Construct two 2×2 transformation matrices — first scale (double x, keep y unchanged), then rotate by 30°. Multiply them to get the combined matrix, apply it to a set of triangle vertices, and plot the result.

theta = np.radians(30)
scale = np.array([[2, 0], [0, 1]])
rotate = np.array([
    [np.cos(theta), -np.sin(theta)],
    [np.sin(theta),  np.cos(theta)],
])

# First scale, then rotate: rightmost operation happens first.
combined = rotate @ scale

triangle = np.array([
    [0, 0],
    [1, 0],
    [0.5, 1],
    [0, 0],
])
transformed = triangle @ combined.T

print("Combined matrix:\n", np.round(combined, 3))
print("Transformed vertices:\n", np.round(transformed, 3))
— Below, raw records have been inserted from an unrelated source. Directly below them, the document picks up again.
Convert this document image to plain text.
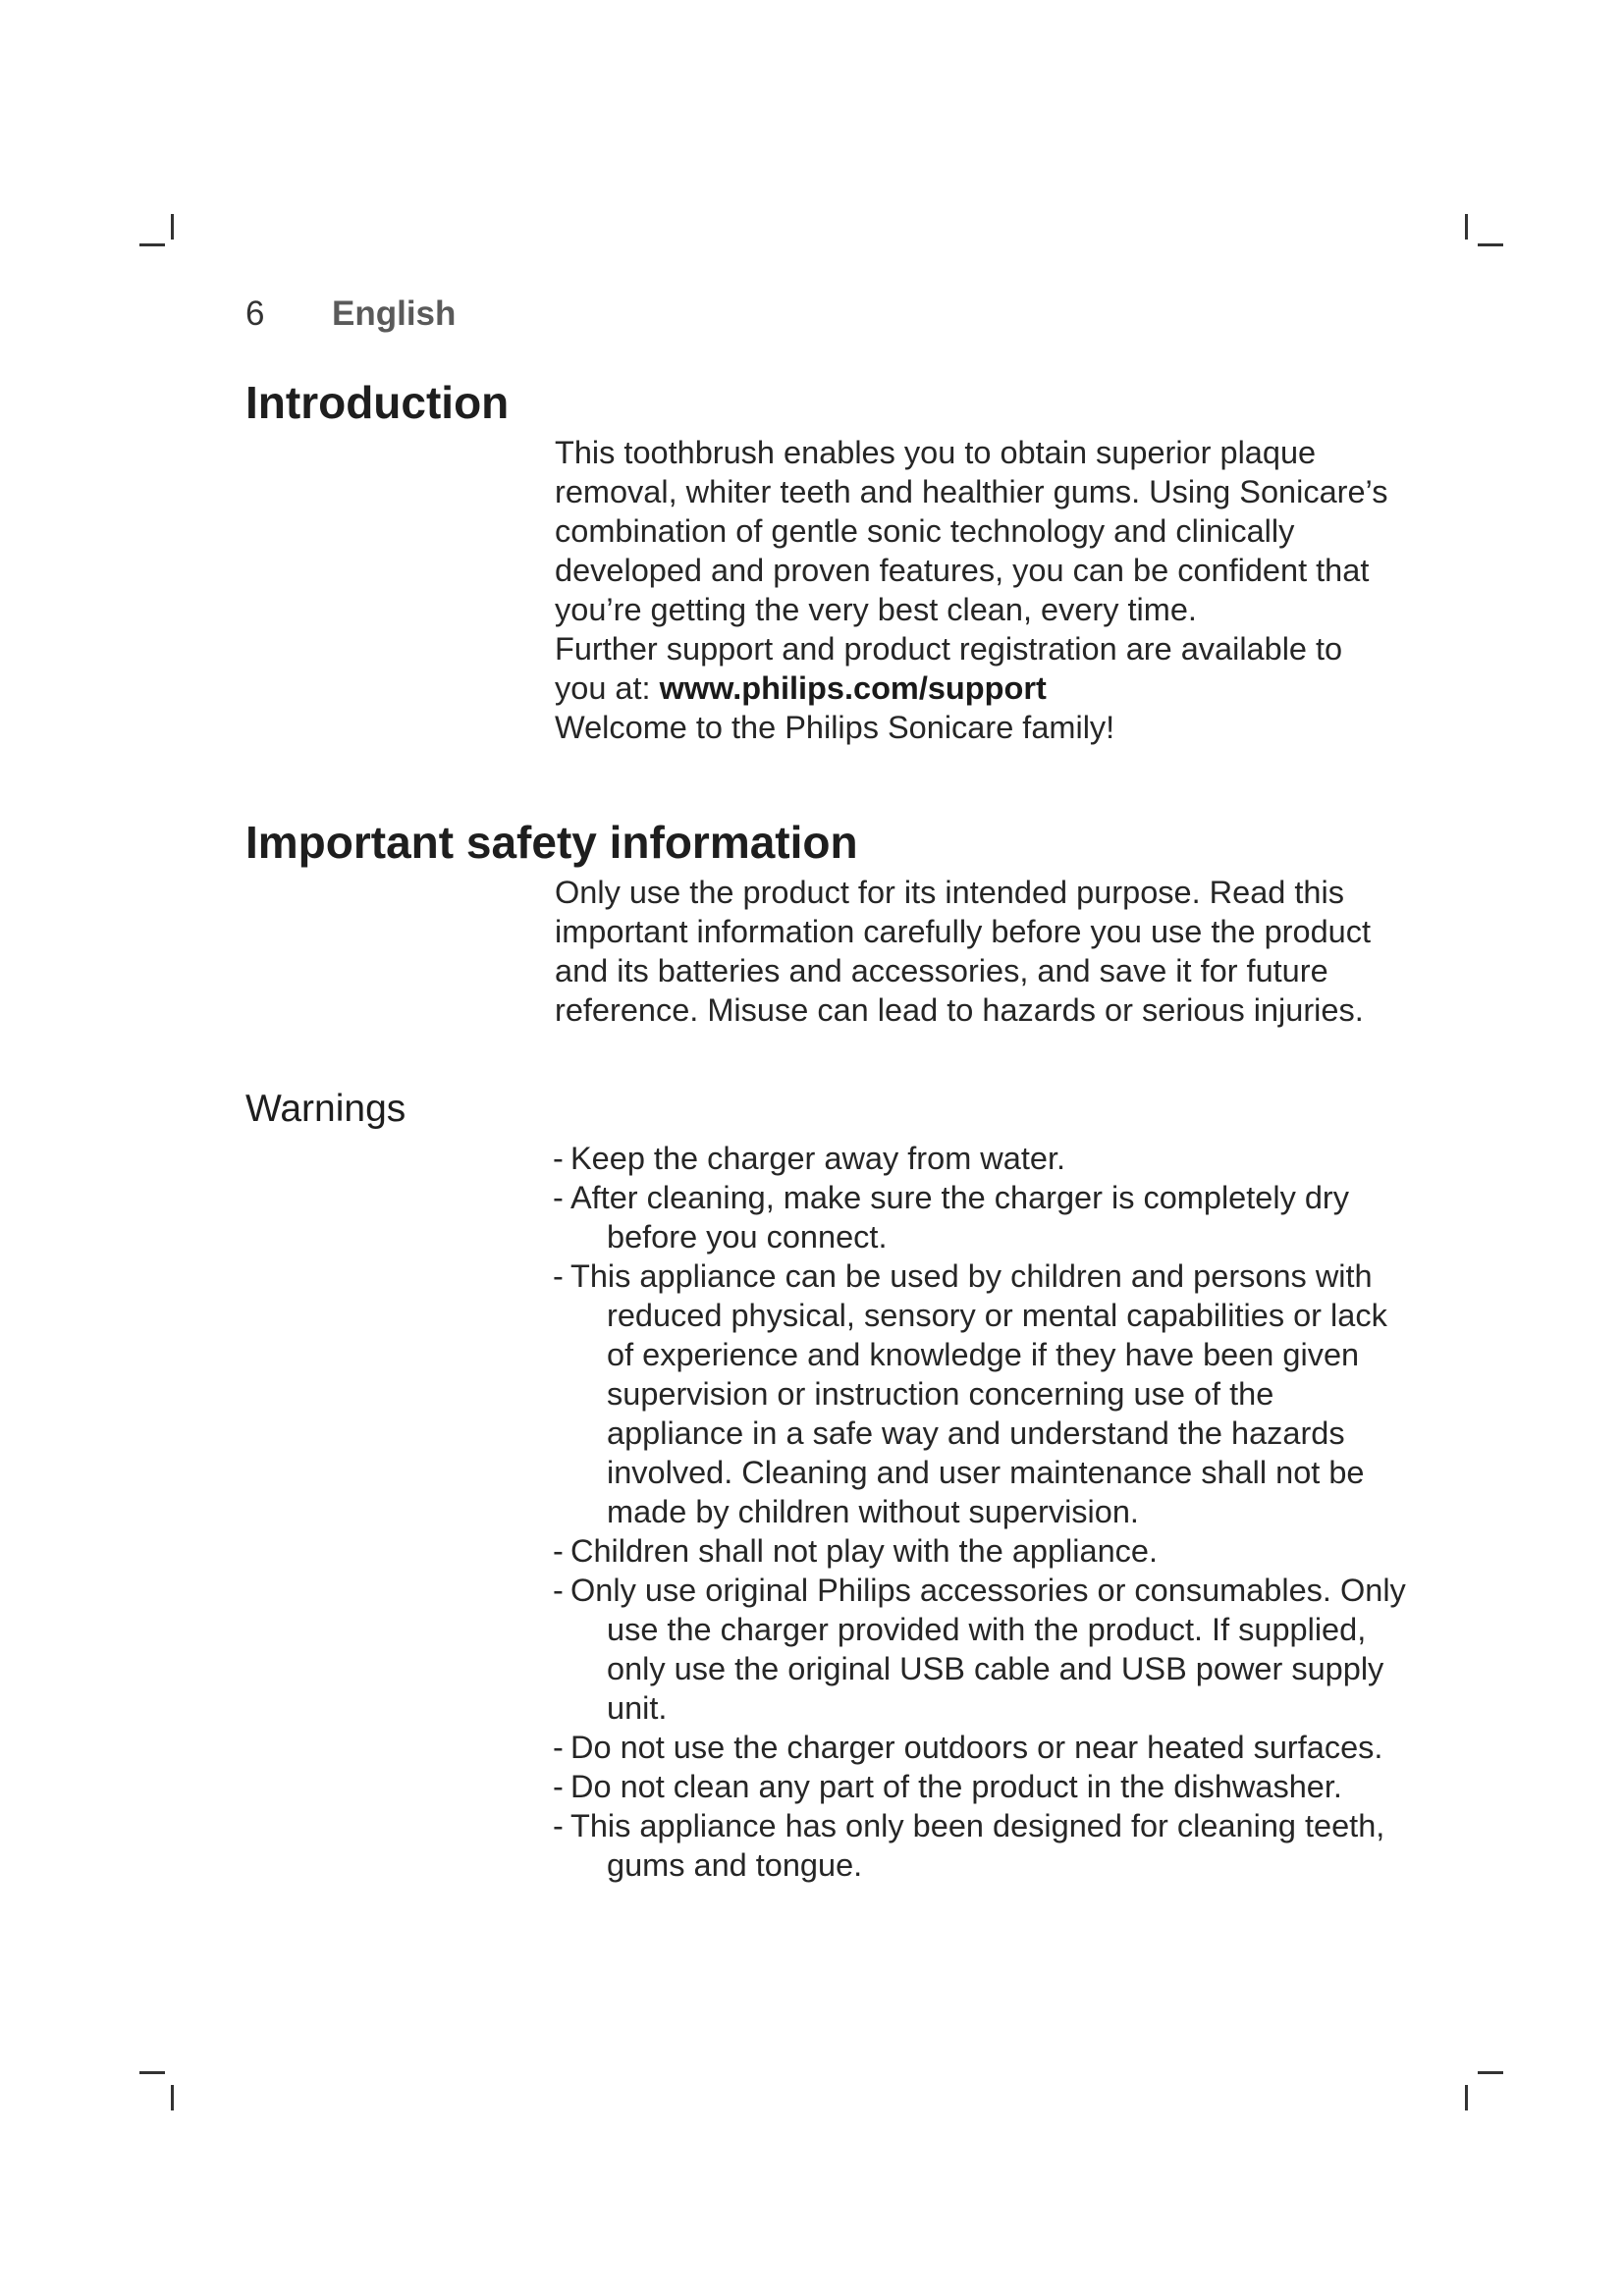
6 English
Introduction

This toothbrush enables you to obtain superior plaque removal, whiter teeth and healthier gums. Using Sonicare’s combination of gentle sonic technology and clinically developed and proven features, you can be confident that you’re getting the very best clean, every time.

Further support and product registration are available to you at: www.philips.com/support

Welcome to the Philips Sonicare family!

Important safety information

Only use the product for its intended purpose. Read this important information carefully before you use the product and its batteries and accessories, and save it for future reference. Misuse can lead to hazards or serious injuries.

Warnings
- Keep the charger away from water.
- After cleaning, make sure the charger is completely dry before you connect.
- This appliance can be used by children and persons with reduced physical, sensory or mental capabilities or lack of experience and knowledge if they have been given supervision or instruction concerning use of the appliance in a safe way and understand the hazards involved. Cleaning and user maintenance shall not be made by children without supervision.
- Children shall not play with the appliance.
- Only use original Philips accessories or consumables. Only use the charger provided with the product. If supplied, only use the original USB cable and USB power supply unit.
- Do not use the charger outdoors or near heated surfaces.
- Do not clean any part of the product in the dishwasher.
- This appliance has only been designed for cleaning teeth, gums and tongue.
plt.plot(triangle[:, 0], triangle[:, 1], "o-", label="original")
plt.plot(transformed[:, 0], transformed[:, 1], "o-", label="transformed")
plt.axis("equal")
plt.grid(alpha=0.3)
plt.legend()
plt.show()

Expected text output:

Combined matrix:
 [[ 1.732 -0.5  ]
 [ 1.     0.866]]
Transformed vertices:
 [[0.    0.   ]
 [1.732 1.   ]
 [0.366 1.366]
 [0.    0.   ]]

Reference implementation and walkthrough

The rank checks are g1 rank 1 so not independent, g2 rank 2 so independent, and g3 rank 2 so not independent.
For SVD compression, reconstruction error should decrease as k grows and reach near zero when all singular values are kept. If the curve increases, the reconstruction formula or slicing is wrong.
A good explanation links rank to redundancy: independent vectors add new directions, while dependent vectors repeat information already present.